Se si può parlare di arte caritativa, Mario la mostrava ogni giorno con discrezione e saggezza, con la grande generosità ereditata dalla madre, la nota Sig.ra Gioconda, altro personaggio meritevole di lunga memoria collettiva. E la esercitava con lo stile creativo ereditato dallo zio Daniele che gli fece da padre e la cui commemorazione ha già avuto grande risonanza. La sua vena umoristica non aveva limiti, alimentata da una fervida fantasia che gli permetteva di non essere ripetitivo, tanto che gli amici, come gli spettatori, attendevano da lui battute nuove che non mancavano mai: sia nel quotidiano rapporto cogli altri sia di fronte al pubblico il suo ruolo era di comico fantasista. Ma soprattutto la sua fantasia si scaldava perché egli recitava col cuore.

Mostrava questa arte ricca di umanità esercitandone un’altra, quella di apprezzatissimo animatore di gruppo, in assemblee, in incontri culturali, nelle riunioni delle associazioni di cui faceva parte.

Era socio attivo dell’AVIS di Gazzaniga dove diede personalmente esempio di grande generosità e di prontezza alle venticinque chiamate per trasfusioni d’urgenza che allora erano ancora dirette.

La dimostrò come impareggiabile perno dell’Associazione sportiva “La Recastello” e della derivata “Compagnia di spettacolo” sua creatura. In Associazione il periodo della sua presenza animatrice è considerato il più fulgido.

Per venti anni fu diligente segretario della Conferenza di S. Vincenzo e socio attivo. Anche in questo sodalizio potè esplicare pienamente il suo dono della carità vicino ai poveri e ai bisognosi, verso chi non chiedeva solo aiuti materiali, ma conforto e serenità che solo Mario sapeva trasmettere con tutta spontaneità.

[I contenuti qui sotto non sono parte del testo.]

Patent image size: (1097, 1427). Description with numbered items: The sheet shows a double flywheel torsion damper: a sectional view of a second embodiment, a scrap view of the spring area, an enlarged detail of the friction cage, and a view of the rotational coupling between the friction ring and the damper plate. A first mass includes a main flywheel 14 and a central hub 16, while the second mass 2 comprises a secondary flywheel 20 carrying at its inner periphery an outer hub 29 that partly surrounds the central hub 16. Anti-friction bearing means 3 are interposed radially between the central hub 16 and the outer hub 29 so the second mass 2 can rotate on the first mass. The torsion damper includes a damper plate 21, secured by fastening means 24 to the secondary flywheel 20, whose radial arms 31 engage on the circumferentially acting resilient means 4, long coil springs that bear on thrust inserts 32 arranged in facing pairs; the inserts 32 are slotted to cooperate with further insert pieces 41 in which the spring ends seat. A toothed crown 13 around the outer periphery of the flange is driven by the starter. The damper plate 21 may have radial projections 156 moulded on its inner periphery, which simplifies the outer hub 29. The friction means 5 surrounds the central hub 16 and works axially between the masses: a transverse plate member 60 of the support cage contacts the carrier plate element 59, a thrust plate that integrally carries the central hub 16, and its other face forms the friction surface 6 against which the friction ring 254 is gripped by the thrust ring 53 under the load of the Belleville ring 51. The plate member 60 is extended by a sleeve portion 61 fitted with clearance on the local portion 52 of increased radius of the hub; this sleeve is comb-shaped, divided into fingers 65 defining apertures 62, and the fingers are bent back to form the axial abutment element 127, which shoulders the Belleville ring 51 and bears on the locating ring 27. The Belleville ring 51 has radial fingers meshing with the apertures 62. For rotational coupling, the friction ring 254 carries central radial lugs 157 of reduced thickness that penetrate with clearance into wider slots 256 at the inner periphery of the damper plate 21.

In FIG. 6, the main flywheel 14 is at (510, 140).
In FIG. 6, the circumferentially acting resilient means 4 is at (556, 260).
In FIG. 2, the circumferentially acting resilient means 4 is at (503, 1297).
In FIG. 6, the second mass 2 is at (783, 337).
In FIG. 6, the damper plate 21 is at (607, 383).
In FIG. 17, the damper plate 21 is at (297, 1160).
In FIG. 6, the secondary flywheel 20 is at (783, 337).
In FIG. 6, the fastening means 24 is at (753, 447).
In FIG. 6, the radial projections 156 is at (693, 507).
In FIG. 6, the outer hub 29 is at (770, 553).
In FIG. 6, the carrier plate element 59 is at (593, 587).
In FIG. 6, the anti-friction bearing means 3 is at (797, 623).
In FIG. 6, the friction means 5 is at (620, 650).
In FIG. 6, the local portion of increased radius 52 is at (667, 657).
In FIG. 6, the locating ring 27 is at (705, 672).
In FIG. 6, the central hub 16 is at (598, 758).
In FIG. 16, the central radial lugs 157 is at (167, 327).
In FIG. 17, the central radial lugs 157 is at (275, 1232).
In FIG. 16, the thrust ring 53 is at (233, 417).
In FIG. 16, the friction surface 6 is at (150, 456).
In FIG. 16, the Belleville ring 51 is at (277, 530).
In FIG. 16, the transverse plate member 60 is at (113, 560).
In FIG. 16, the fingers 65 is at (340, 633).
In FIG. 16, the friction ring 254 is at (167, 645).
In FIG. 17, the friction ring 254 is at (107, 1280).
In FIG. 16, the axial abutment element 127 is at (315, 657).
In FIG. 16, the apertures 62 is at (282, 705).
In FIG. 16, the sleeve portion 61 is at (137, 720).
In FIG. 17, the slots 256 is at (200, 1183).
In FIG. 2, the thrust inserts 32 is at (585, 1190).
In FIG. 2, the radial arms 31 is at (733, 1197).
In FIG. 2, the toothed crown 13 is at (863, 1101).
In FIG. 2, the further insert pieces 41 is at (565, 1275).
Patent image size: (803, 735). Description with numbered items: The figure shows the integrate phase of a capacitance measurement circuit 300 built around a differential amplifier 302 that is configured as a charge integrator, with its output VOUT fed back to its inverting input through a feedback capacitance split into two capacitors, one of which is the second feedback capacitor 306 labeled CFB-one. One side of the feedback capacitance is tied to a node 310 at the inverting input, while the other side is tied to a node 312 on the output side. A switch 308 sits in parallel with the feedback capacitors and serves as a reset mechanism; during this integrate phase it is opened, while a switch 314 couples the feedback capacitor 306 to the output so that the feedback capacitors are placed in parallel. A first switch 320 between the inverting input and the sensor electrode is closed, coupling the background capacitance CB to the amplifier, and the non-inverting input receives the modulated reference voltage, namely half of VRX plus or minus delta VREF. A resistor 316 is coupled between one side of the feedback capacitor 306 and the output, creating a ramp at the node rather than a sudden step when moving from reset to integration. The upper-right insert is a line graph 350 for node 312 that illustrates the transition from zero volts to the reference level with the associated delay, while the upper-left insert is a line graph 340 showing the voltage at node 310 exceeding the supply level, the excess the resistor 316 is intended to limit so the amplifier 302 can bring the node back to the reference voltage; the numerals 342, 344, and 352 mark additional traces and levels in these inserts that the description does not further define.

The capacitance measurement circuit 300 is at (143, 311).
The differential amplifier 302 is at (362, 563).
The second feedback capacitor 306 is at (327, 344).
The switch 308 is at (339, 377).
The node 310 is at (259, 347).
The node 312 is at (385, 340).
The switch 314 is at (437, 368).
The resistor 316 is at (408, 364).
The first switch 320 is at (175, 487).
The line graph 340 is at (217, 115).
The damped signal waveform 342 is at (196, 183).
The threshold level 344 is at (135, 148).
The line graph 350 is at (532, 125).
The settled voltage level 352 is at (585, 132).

Mostrò questa generosità anche nell’offrire spettacoli comici a ospedali, case di riposo, ricoveri di handicappati, emigrati, scuole, enti vari, suscitando dovunque il buon umore e interminabili risate.

Questo contatto con la sua gente, questo servizio generoso, umile, riservato, senza altre ambizioni che quelle di fare del bene, lo indussero a rinunciare alle allettanti proposte di prestigiosi ambienti dello spettacolo e perfino a quelle che gli offrì la RAI quando un alto funzionario lo vide recitare e avvertì la sua diretta presa su un pubblico esilarante.

Così morì fra la sua gente, purtroppo assai prematuramente a soli quarant’anni, nel 1972. E la sua gente ancora, a distanza di quarantadue anni, sente la mancanza di Mario Maffeis, e un vuoto che solo lui poteva continuare a colmare…con la sua artistica presenza.